Long Island college student Thomas Demint, 20, is being charged with obstruction of governmental administration and resisting arrest after recording an interaction with police officers that involved the arrest of two of his friends and their mother in Hauppauge, NY, during a family feud.
During the eight-minute video that Demint took of the interaction, his voice is only heard for a brief moment as he calmly explained his intention. “I’m videotaping this, sir,” he says to an officer on the video, “I’m just videotaping this.”
Demint claims that he was driving to work when he spotted the arrest of a close friend, that friend’s brother and their mother. He began to record the altercation on his phone, which resulted in the immobilization of the mother via police stun gun. Once they noticed he was recording, three officers tackled him in attempt to take his smartphone away from him. When they retrieved the phone, the officers then tried to erase the video. However, the video still remained on Demint’s phone.

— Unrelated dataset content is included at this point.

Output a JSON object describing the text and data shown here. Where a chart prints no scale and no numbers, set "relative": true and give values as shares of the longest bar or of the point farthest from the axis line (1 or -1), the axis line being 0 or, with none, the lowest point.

”I am 100% innocent,” Demint said to reporters in early August, “I didn’t do anything wrong. I was just there to videotape.”

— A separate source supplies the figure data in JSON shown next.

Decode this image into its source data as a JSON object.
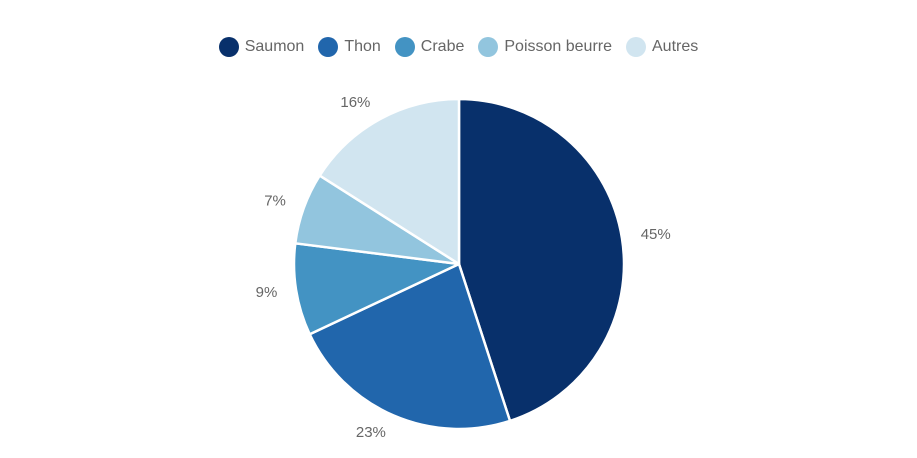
{
  "chart_data": {
    "type": "pie",
    "categories": [
      "Saumon",
      "Thon",
      "Crabe",
      "Poisson beurre",
      "Autres"
    ],
    "values": [
      45,
      23,
      9,
      7,
      16
    ],
    "value_labels": [
      "45%",
      "23%",
      "9%",
      "7%",
      "16%"
    ],
    "unit": "%",
    "colors": [
      "#08306b",
      "#2166ac",
      "#4393c3",
      "#92c5de",
      "#d1e5f0"
    ],
    "slice_border_color": "#ffffff",
    "legend": "top-center",
    "start_angle_deg": 0,
    "direction": "clockwise"
  }
}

With the recent news coverage of police brutality, more citizens are calling for methods for better police officer accountability. This includes the installation of body and in-car cameras. These cameras allow law enforcement to identify and address inappropriate police behaviors, and can be used as evidence in court cases.
PoliceOne.com reports that civil liberties experts have noticed a growing trend of citizens getting arrested after trying to record police interactions. More and more citizens have been using their First Amendment right to record police interaction, which can later be used as evidence for police brutality cases.

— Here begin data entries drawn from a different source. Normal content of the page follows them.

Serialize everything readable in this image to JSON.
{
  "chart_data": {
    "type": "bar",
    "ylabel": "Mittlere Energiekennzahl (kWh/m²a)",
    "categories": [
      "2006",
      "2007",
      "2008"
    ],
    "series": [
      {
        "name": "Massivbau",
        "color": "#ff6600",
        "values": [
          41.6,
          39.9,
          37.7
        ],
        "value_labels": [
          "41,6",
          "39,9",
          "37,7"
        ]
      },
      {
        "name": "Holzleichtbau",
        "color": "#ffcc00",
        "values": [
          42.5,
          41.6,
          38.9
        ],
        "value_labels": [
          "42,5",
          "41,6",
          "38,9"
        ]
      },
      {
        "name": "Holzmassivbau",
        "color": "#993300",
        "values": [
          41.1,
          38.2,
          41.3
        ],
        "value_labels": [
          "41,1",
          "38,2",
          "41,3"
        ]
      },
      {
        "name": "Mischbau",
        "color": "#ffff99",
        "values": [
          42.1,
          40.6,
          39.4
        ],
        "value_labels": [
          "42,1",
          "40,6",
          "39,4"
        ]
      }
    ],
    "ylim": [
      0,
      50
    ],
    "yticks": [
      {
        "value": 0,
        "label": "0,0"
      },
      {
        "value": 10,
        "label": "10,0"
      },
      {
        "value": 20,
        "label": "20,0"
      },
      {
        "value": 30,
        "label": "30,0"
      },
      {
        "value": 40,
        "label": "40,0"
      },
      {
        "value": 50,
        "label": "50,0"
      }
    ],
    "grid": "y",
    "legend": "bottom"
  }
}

In response, some officers have found other means of taking those citizens in, such as charging them for obstruction or resisting arrest.
”Exercising this right has consistently and uniformly been upheld by state and federal courts; they have made it abundantly clear that citizens have right to film police in public,” says Jonathan Turley, a law professor at George Washington University. “What is alarming is the degree to which police are ignoring this clear precedent and continue to threaten citizens.
Many cities have now opted to require police to have body cameras on and recording during any outside interaction with a civilian. Citizens have also been using an app created by the NYCLU, which automatically uploads citizen videos to a server so it cannot be deleted.
Currently, Demint is considering a civil case against the police, who have arrested him under charges of being combative and refusing to obey orders.